To 60 parts of this urethane acrylate oligomer, 40 parts of 2-ethylhexyl acrylate as a reactive diluent,
3 parts of benzoin methyl ether was blended as a polymerization initiator to obtain an energy ray curable resin.

A coated optical fiber in which a coating layer was formed around the optical fiber was manufactured in the same manner as in Example 1 using this energy ray curable resin.

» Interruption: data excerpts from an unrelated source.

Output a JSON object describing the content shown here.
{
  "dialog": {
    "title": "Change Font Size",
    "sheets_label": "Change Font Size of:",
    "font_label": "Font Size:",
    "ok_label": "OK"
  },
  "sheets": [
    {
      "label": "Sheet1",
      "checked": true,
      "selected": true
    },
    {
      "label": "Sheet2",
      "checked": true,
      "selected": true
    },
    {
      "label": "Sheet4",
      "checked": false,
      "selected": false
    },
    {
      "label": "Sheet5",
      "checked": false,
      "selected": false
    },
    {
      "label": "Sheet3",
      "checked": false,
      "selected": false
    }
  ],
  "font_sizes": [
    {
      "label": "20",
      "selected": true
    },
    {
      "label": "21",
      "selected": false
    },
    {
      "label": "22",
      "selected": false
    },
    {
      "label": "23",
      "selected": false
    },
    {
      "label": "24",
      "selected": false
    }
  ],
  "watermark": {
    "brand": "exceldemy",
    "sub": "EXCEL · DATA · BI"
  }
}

When this coated optical fiber 3 was tested in the same manner as in Example 1, the time taken to break in alkali and acid was as follows:
20 hours each.

It took 30 hours◎ <Effects of the invention>That's all 5! As explained above, in the present invention, since a glass resin compound is used as the polyol component blended into the (meth)acrylic oligomer of the +f1 energy ray curable resin, it has alkali resistance and acid resistance, as well as improved heat resistance. We can provide coated optical fibers with

[Brief explanation of drawings]

FIG. 1 is a sectional view of a coated optical fiber according to an embodiment of the present invention. In the drawings, 1 is an optical fiber, 2 is a coating M1, and 3 is a coated optical fiber.

Claims (3)

[Claims] (1) In a coated optical fiber in which an energy ray-curable resin is applied to the outer periphery of the optical fiber and cured by energy ray irradiation to form a coating layer, an acrylic or methacrylate component, an isocyanate component, and a polyol component are used. A coated optical fiber characterized in that it uses an energy ray-curable resin that has a methacrylic oligomer, a reactive diluent, and a polymerization initiator, and in which the polyol component is a glass resin compound. (2) The glass resin compound has the following general formula, ▲mathematical formula, chemical formula, table, etc.▼ (However, R is an alkyl group such as a methyl group or an ethyl group, or an aryl group such as a phenyl group, and n represents a repeating unit. .) The coated optical fiber according to claim 1. (3) The coated optical fiber according to claim 1 or 2, wherein the energy beam curable resin contains 10 to 90% by weight of acrylic or methacrylic oligomer.